Recommended From Detroit: The People’s Biennial

by Robin Dluzen on November 5, 2014 Recommendations + Reviews

Cary Loren's collaboration with Jimbo Easter at the "People's Biennial" (Photograph by Corine Vermeulen, courtesy of the Museum of Contemporary Art Detroit and the artist.)

Cary Loren’s collaboration with Jimbo Easter at the “People’s Biennial” (Photograph by Corine Vermeulen, courtesy of the Museum of Contemporary Art Detroit and the artist.)

People’s Biennial

Museum of Contemporary Art Detroit
September 12, 2014 – January 4, 2015
4454 Woodward Ave, Detroit, MI

What’s on view: The large Woodward Street Gallery of the museum is filled with 17 painted plywood booths, each containing an installation borne of a collaboration between a noted artist and creative person from outside the art world. This is the second iteration of the People’s Biennial mounted by curators Harrell Fletcher and Jens Hoffmann. In the first, Fletcher and Hoffmann selected the “outsiders” themselves, but here, they have selected a group of established artists to, in turn, choose their own collaborators.

While the contrast between “inside” and “outside,” the “norm” and the “other,” and the institutional and the underrecognized is the crux of the People’s Biennial, “outsider art” hardly begins to cover the kinds of creative practices on display here. There are a few self-taught artisans and craftsmen featured who could comfortably fit into the typical “outsider art” designation, though a majority of others are simply highly-trained individuals from a variety of fields: designers, activists, intellectuals and social workers, as well as career artists who haven’t received commercial or institutional recognition.

Several installations read rather simply as mini, white-walled retrospectives of an overlooked practice, like Colter Jacobsen and Lance Rivers’ exhibit of Rivers’ expressive drawings of tunnels and bridges, or the collection of paraphernalia from Wendy Offerman’s career as a North Carolina-based, modern dance choreographer presented in collaboration with her daughter, artist Liz Magic Laser. Others temper the vision of the chosen collaborator through uninspiring art world M.O.s. MacArthur Fellow Rick Lowe manages to even package the work of Jonathan the Plant Man, a homeless person from Dallas, into insidery artwork; the Plant Man, a homeless person from Dallas who cultivates and then sells the plants he rescues from dumpsters, has made himself a staple of his community, though his originality and entrepreneurial spirit are impossible to see in this minimal installation of live plants that resembles a sparse gallery show of trendy plant art.

Paper mache man by Cary Loren and  Jimbo Easter at the People's Biennial, MoCAD (Image courtesy of Robin Dluzen)

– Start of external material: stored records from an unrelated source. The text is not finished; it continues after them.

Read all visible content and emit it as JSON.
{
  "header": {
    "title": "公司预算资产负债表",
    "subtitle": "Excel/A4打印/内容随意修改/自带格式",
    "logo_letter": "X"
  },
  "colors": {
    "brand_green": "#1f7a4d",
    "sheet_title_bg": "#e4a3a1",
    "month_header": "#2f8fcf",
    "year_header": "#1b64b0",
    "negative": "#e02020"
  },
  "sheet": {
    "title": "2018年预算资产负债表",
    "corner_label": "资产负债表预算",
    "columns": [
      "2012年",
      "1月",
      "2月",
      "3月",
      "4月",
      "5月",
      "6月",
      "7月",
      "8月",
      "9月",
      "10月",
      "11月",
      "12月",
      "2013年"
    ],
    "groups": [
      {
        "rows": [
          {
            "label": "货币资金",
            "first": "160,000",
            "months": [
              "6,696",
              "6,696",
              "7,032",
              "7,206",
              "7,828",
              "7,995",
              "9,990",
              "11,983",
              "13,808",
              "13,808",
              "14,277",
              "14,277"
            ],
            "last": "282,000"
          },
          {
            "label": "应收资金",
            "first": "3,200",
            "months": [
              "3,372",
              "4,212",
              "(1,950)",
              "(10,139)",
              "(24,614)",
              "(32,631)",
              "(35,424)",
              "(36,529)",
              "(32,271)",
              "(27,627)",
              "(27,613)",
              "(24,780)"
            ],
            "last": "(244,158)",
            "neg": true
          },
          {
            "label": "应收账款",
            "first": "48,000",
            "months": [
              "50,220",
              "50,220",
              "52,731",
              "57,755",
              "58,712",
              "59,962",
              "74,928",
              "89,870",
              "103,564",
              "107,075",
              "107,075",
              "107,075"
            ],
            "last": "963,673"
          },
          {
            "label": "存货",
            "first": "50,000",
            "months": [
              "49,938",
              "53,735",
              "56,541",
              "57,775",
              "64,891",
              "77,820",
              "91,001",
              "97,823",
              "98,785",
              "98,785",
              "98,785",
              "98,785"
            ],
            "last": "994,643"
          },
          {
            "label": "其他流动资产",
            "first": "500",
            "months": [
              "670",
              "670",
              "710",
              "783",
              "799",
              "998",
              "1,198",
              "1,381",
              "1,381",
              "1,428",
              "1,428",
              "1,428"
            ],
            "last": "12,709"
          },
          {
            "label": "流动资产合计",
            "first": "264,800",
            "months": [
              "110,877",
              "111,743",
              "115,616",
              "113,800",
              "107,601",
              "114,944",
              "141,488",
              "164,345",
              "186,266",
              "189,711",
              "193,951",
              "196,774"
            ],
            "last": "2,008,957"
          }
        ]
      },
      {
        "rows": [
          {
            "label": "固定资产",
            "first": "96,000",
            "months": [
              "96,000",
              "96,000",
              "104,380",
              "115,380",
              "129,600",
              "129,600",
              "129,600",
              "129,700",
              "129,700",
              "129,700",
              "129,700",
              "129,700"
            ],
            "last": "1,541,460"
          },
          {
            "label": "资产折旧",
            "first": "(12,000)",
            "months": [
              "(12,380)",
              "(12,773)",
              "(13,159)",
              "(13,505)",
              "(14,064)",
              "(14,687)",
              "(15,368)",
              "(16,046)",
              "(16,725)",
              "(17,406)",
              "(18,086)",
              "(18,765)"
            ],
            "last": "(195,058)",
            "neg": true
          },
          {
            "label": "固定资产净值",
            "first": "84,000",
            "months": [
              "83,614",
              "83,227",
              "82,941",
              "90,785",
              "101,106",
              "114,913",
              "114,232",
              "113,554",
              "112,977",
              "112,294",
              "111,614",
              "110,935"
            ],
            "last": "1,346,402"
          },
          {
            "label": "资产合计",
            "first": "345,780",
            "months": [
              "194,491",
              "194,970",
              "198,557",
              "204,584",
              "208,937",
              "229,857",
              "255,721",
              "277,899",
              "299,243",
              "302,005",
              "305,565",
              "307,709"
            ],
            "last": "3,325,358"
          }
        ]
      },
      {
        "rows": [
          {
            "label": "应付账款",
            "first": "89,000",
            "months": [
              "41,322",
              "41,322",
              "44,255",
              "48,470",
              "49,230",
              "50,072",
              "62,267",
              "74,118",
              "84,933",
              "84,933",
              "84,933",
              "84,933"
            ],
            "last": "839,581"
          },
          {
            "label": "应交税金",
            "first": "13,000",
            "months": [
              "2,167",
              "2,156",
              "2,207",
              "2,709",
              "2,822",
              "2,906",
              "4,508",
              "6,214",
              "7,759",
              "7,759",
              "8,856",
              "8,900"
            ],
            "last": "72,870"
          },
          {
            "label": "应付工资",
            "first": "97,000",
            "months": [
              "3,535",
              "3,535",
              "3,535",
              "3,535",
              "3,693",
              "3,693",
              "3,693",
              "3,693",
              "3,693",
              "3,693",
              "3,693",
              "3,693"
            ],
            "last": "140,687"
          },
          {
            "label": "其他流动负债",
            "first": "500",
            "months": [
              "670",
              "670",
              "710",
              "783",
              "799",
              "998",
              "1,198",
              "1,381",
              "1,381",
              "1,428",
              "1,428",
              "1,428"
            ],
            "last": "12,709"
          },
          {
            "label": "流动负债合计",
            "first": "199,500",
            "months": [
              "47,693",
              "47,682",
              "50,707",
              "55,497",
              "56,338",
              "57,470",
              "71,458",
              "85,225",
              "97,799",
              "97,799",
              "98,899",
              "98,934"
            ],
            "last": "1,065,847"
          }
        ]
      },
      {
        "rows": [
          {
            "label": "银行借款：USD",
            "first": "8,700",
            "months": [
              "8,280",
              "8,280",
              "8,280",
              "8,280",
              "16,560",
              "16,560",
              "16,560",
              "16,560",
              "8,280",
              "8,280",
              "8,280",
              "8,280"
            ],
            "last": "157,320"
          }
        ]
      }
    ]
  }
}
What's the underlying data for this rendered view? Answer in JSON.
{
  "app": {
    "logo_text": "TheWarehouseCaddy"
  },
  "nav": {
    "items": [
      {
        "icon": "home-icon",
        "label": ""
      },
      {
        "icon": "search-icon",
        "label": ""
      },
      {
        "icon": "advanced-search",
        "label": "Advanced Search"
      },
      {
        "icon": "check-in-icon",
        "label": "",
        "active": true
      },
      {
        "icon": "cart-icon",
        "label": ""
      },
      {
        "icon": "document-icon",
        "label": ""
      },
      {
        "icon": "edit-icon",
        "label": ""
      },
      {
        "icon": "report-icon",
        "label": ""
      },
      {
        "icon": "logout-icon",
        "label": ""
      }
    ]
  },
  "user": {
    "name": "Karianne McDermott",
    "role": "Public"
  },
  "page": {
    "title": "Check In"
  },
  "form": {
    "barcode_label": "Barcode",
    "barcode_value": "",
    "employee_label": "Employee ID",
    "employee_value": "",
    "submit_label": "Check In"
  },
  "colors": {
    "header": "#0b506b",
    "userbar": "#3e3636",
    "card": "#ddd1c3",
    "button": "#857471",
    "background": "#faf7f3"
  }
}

Paper mache man by Cary Loren and Jimbo Easter at the People’s Biennial, MoCAD (Image courtesy of Robin Dluzen)

Fortunately, outweighing the handful of duller collaborations are those that are fulfilling the curatorial mission of presenting powerful work that challenges what we’re accustomed to seeing in the museum. Detroit artist (and New York artworld favorite) Scott Reeder and Milwaukee-based cult figure Xav Leplae created a bizarre funhouse sound studio installation that is part exhibition, part interactive performance space, featuring incongruous objects (like handmade severed fingers, and an egg carton on which the phrase “Rabbi’s hard boiled eggs” has been scribbled) and a microphone encased in a knitted koozie that is transmitting the space’s sound on live radio. Cary Loren, a writer, artist, and founding member of Destroy All Monsters, collaborates with Jimbo Easter, a construction worker and self-taught artist and musician, resulting in a booth chock-full of nightmarish drawings, photographs, masks and hair, the floor covered with straw and the whole scene presided over by a rather creepy, full-size paper mache man. Easter’s aesthetic comes from of an admiration of Paul McCarthy’s work, though unlike McCarthy, Easter relies not on spectacle but an immersive experience that is deeply troubling in its freakishness, sincerity and intimacy. By far the most successful of the pieces in the People’s Biennial used this relatively open and unique opportunity to not only challenge what and who can be shown in the museum, but the way that work can be shown, instead of just translating work from the outside using the language of the inside.